Thanks for post this discussion on kamma. I think that once a person understands what the suttas reveal about what kamma is, what the Buddha discovered about rebirth and how kamma works will not only clear up questions about kamma but will help one to see the Noble Eightfold Path much more cohesively.
This is a complex question to answer in a post! In a very brief synopsis, here’s how I understand it to work. I’m open to correction!
First, a little backstory to know what’s happening in the mind.
Consciousness is one of the 5 Aggregates of grasping. Consciousness is impermanent: a constantly changing process, an ever changing flux of states of consciousness. SN 22.95
Ajahn Brahm has said that if we want to know what consciousness is, we need to know what it does. Ven. Sujato has defined consciousness as "the faculty of knowing, stimulated by the 6 senses.”
In MN 43 we learn that an unwise person feels and cognizes/knows, but doesn’t understand the Four Noble Truths of suffering, thus makes bad choices. They are fooled by the magic trick that internalizes and believes that consciousness is a self/soul/permanent entity when it is actually impermanent, a constantly changing stream of consciousness.
A wise person understands the Four Noble Truths of suffering. With wisdom, the mind understands what it cognizes/knows and cognizes/knows what it understands.
The mind inclines towards what it thinks about frequently and its underlying tendencies. SN 12.40
Through AN 10.104 we understand that an unwise person thinks frequently about sense pleasures, anger, cruelty etc., and willfully acts with bad deeds. Consciousness with those underlying tendencies is established as a field where the seeds of bad intentional deeds are planted and moistened by craving. When that person dies, the field does not die, but rather, the stream of consciousness with its field of kamma and its craving is planted like a seed into the next life, continuing on. Rebirth.
The memory that is lost upon death is the identification with the previous life. In rebirth, the seeds of intentional action of the stream of consciousness (kamma) continues growing and operating in a new life and the vipaka (ripening of that kamma) of previous deeds continues on.

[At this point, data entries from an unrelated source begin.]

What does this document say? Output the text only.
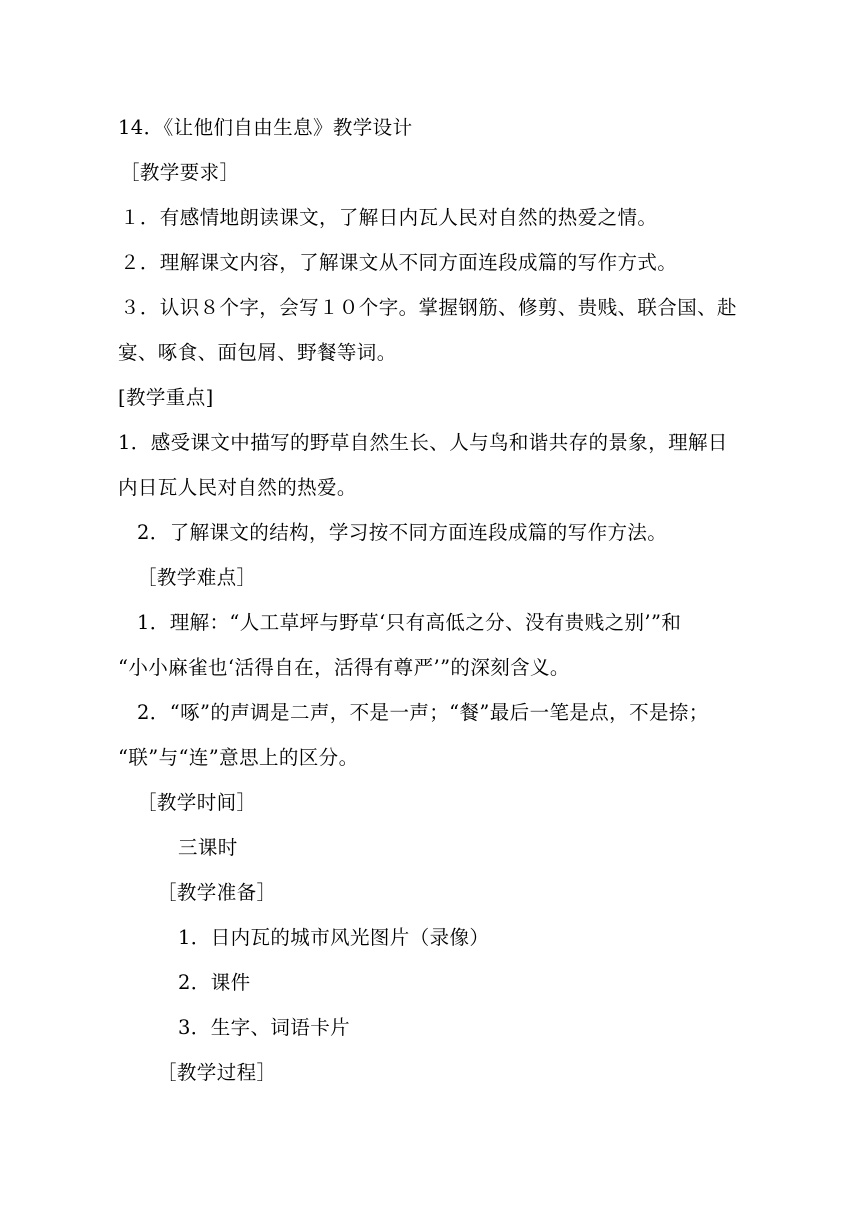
14．《让他们自由生息》教学设计
［教学要求］
１．有感情地朗读课文，了解日内瓦人民对自然的热爱之情。
２．理解课文内容，了解课文从不同方面连段成篇的写作方式。
３．认识８个字，会写１０个字。掌握钢筋、修剪、贵贱、联合国、赴
宴、啄食、面包屑、野餐等词。
[教学重点]
1．感受课文中描写的野草自然生长、人与鸟和谐共存的景象，理解日
内日瓦人民对自然的热爱。
2．了解课文的结构，学习按不同方面连段成篇的写作方法。
［教学难点］
1．理解：“人工草坪与野草‘只有高低之分、没有贵贱之别’”和
“小小麻雀也‘活得自在，活得有尊严’”的深刻含义。
2．“啄”的声调是二声，不是一声；“餐”最后一笔是点，不是捺；
“联”与“连”意思上的区分。
［教学时间］
三课时
［教学准备］
1．日内瓦的城市风光图片（录像）
2．课件
3．生字、词语卡片
［教学过程］
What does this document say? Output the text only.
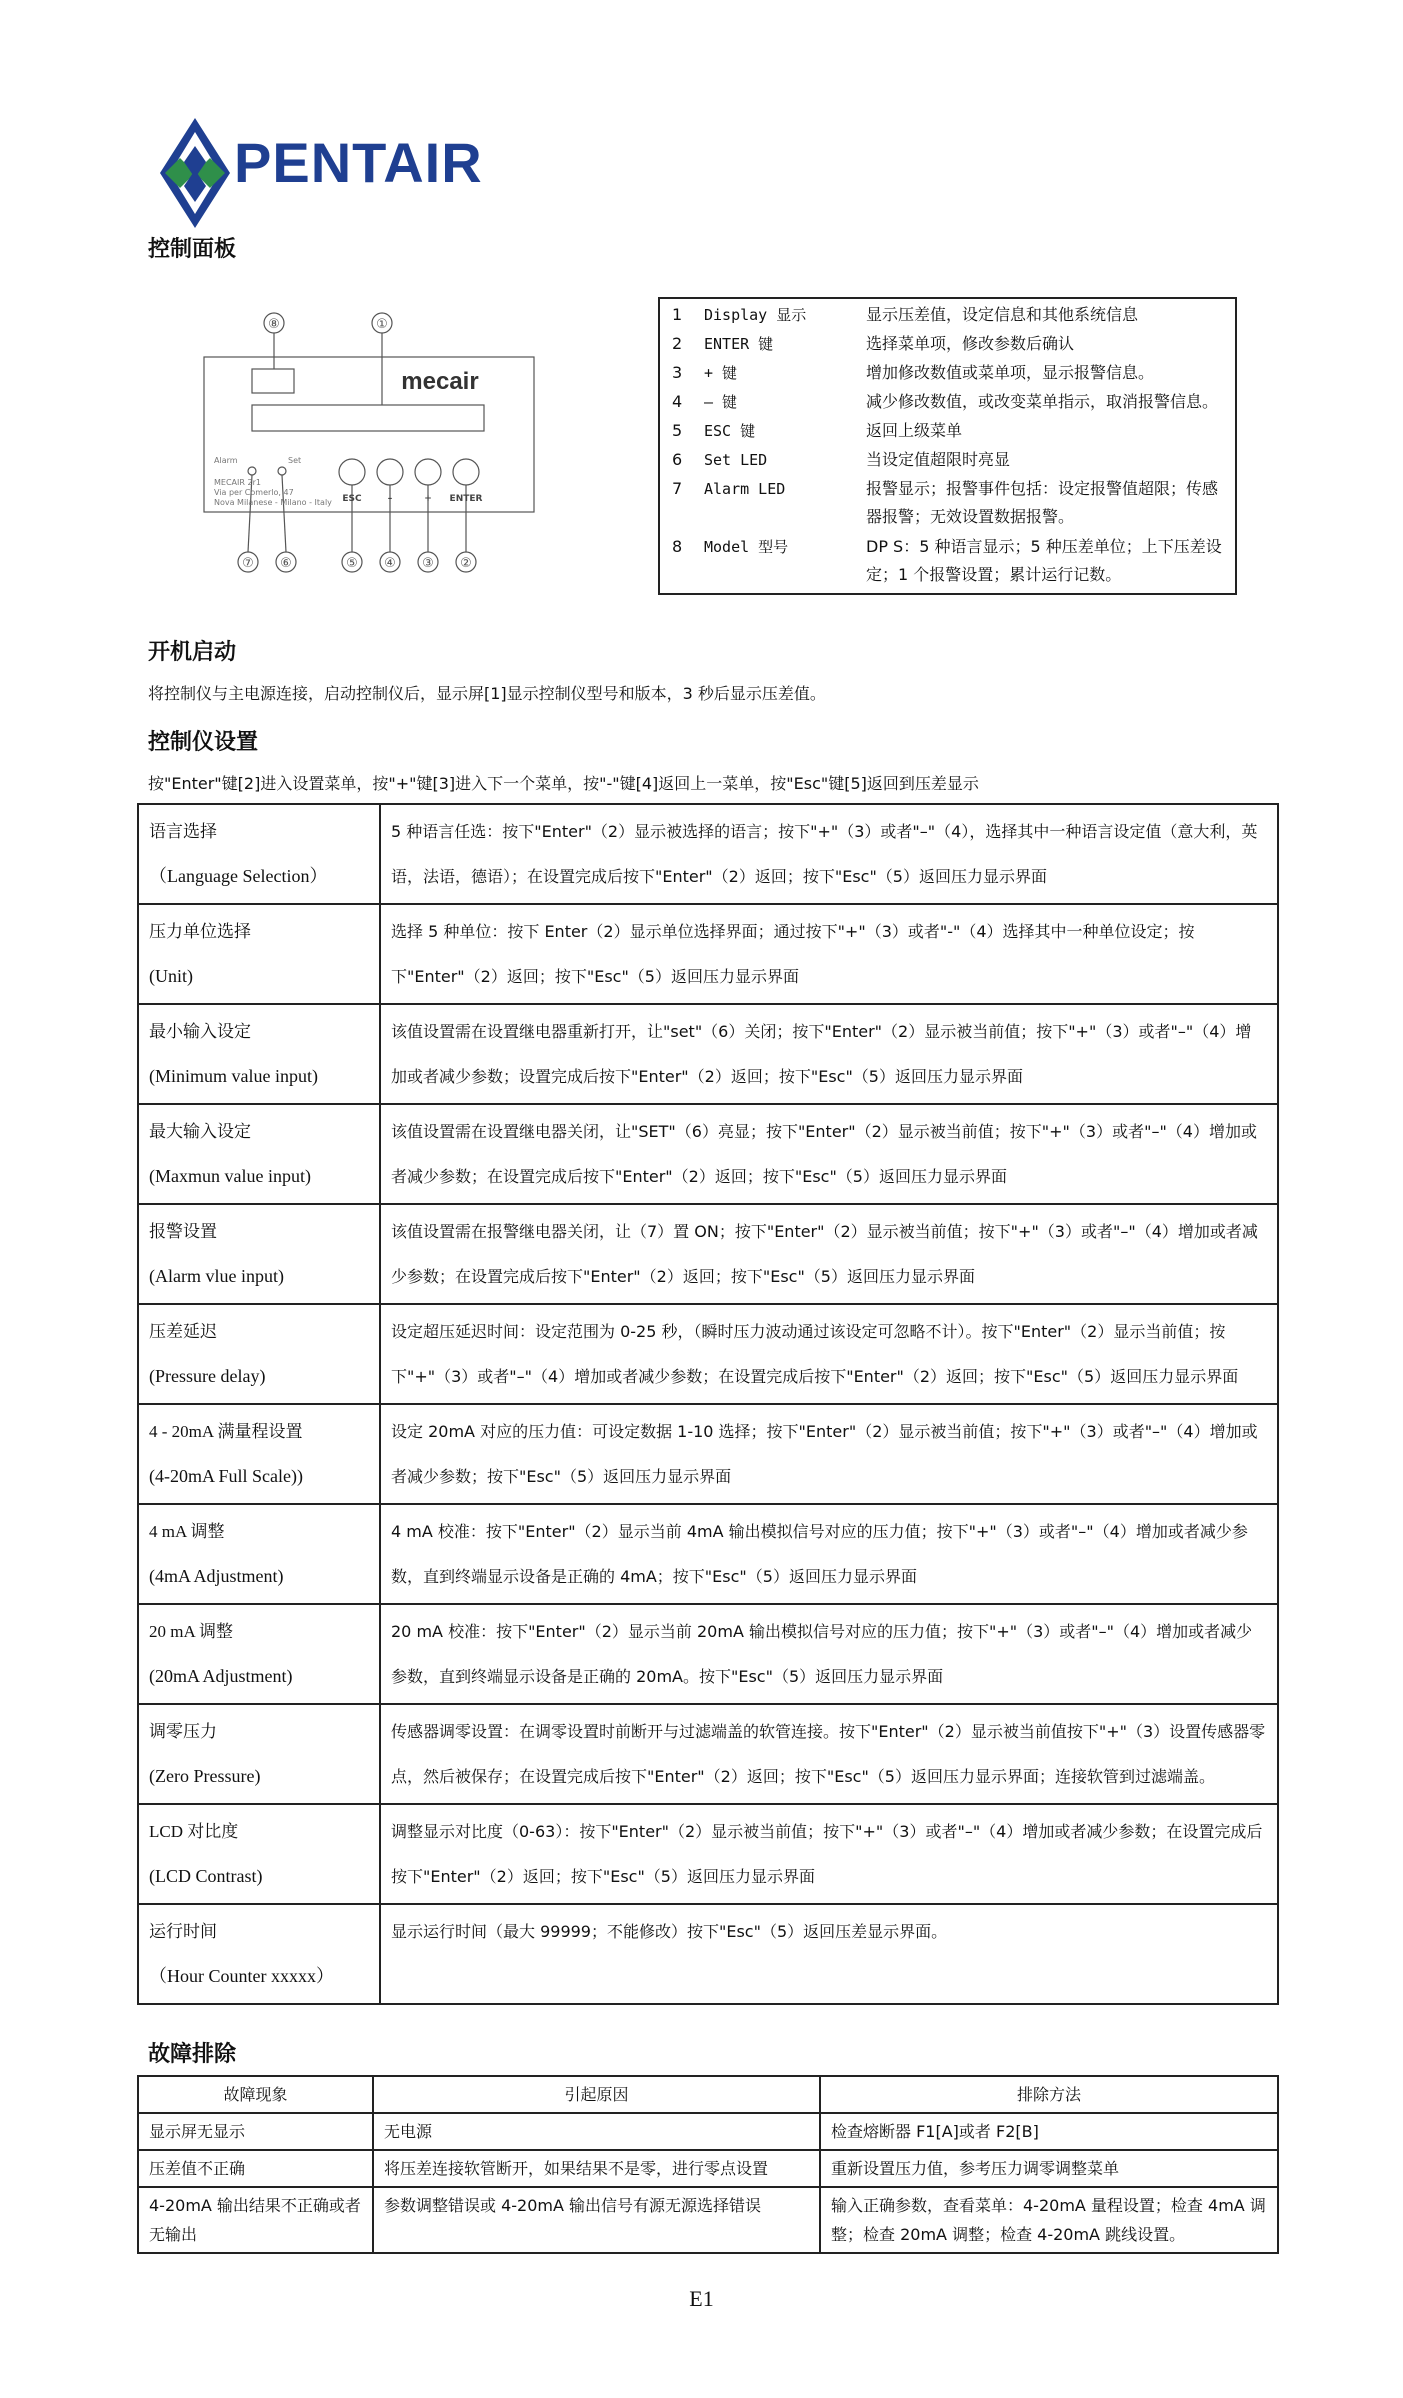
PENTAIR
控制面板
⑧	①
⑦ ⑥	⑤ ④ ③ ②
mecair
Alarm	Set
MECAIR 2r1
Via per Comerlo, 47
Nova Milanese - Milano - Italy ESC	–	+ ENTER
1 Display 显示	显示压差值，设定信息和其他系统信息
2 ENTER 键	选择菜单项，修改参数后确认
3 + 键	增加修改数值或菜单项，显示报警信息。
4 – 键	减少修改数值，或改变菜单指示，取消报警信息。
5 ESC 键	返回上级菜单
6 Set LED	当设定值超限时亮显
7 Alarm LED	报警显示；报警事件包括：设定报警值超限；传感器报警；无效设置数据报警。
8 Model 型号	DP S：5 种语言显示；5 种压差单位；上下压差设定；1 个报警设置；累计运行记数。
开机启动
将控制仪与主电源连接，启动控制仪后，显示屏[1]显示控制仪型号和版本，3 秒后显示压差值。
控制仪设置
按"Enter"键[2]进入设置菜单，按"+"键[3]进入下一个菜单，按"-"键[4]返回上一菜单，按"Esc"键[5]返回到压差显示
语言选择
（Language Selection）	5 种语言任选：按下"Enter"（2）显示被选择的语言；按下"+"（3）或者"–"（4），选择其中一种语言设定值（意大利，英语，法语，德语）；在设置完成后按下"Enter"（2）返回；按下"Esc"（5）返回压力显示界面
压力单位选择
(Unit)	选择 5 种单位：按下 Enter（2）显示单位选择界面；通过按下"+"（3）或者"-"（4）选择其中一种单位设定；按下"Enter"（2）返回；按下"Esc"（5）返回压力显示界面
最小输入设定
(Minimum value input)	该值设置需在设置继电器重新打开，让"set"（6）关闭；按下"Enter"（2）显示被当前值；按下"+"（3）或者"–"（4）增加或者减少参数；设置完成后按下"Enter"（2）返回；按下"Esc"（5）返回压力显示界面
最大输入设定
(Maxmun value input)	该值设置需在设置继电器关闭，让"SET"（6）亮显；按下"Enter"（2）显示被当前值；按下"+"（3）或者"–"（4）增加或者减少参数；在设置完成后按下"Enter"（2）返回；按下"Esc"（5）返回压力显示界面
报警设置
(Alarm vlue input)	该值设置需在报警继电器关闭，让（7）置 ON；按下"Enter"（2）显示被当前值；按下"+"（3）或者"–"（4）增加或者减少参数；在设置完成后按下"Enter"（2）返回；按下"Esc"（5）返回压力显示界面
压差延迟
(Pressure delay)	设定超压延迟时间：设定范围为 0-25 秒，（瞬时压力波动通过该设定可忽略不计）。按下"Enter"（2）显示当前值；按下"+"（3）或者"–"（4）增加或者减少参数；在设置完成后按下"Enter"（2）返回；按下"Esc"（5）返回压力显示界面
4 - 20mA 满量程设置
(4-20mA Full Scale))	设定 20mA 对应的压力值：可设定数据 1-10 选择；按下"Enter"（2）显示被当前值；按下"+"（3）或者"–"（4）增加或者减少参数；按下"Esc"（5）返回压力显示界面
4 mA 调整
(4mA Adjustment)	4 mA 校准：按下"Enter"（2）显示当前 4mA 输出模拟信号对应的压力值；按下"+"（3）或者"–"（4）增加或者减少参数，直到终端显示设备是正确的 4mA；按下"Esc"（5）返回压力显示界面
20 mA 调整
(20mA Adjustment)	20 mA 校准：按下"Enter"（2）显示当前 20mA 输出模拟信号对应的压力值；按下"+"（3）或者"–"（4）增加或者减少参数，直到终端显示设备是正确的 20mA。按下"Esc"（5）返回压力显示界面
调零压力
(Zero Pressure)	传感器调零设置：在调零设置时前断开与过滤端盖的软管连接。按下"Enter"（2）显示被当前值按下"+"（3）设置传感器零点，然后被保存；在设置完成后按下"Enter"（2）返回；按下"Esc"（5）返回压力显示界面；连接软管到过滤端盖。
LCD 对比度
(LCD Contrast)	调整显示对比度（0-63）：按下"Enter"（2）显示被当前值；按下"+"（3）或者"–"（4）增加或者减少参数；在设置完成后按下"Enter"（2）返回；按下"Esc"（5）返回压力显示界面
运行时间
（Hour Counter xxxxx）	显示运行时间（最大 99999；不能修改）按下"Esc"（5）返回压差显示界面。
故障排除
故障现象	引起原因	排除方法
显示屏无显示	无电源	检查熔断器 F1[A]或者 F2[B]
压差值不正确	将压差连接软管断开，如果结果不是零，进行零点设置	重新设置压力值，参考压力调零调整菜单
4-20mA 输出结果不正确或者无输出	参数调整错误或 4-20mA 输出信号有源无源选择错误	输入正确参数，查看菜单：4-20mA 量程设置；检查 4mA 调整；检查 20mA 调整；检查 4-20mA 跳线设置。
E1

It wasn’t until the Buddha had purified his mind spotlessly was he able to discern rebirth directly. That’s why it so important and rewarding to follow the Dhamma, develop wisdom, understand the Four Noble Truths, remove the impurities of the mind, and make good kamma.
There is no storehouse of kamma and there is no entity or force of the universe enforcing vipaka. A person is the heir to their deeds and it’s up to them to purify the mind and think and act with Right Action.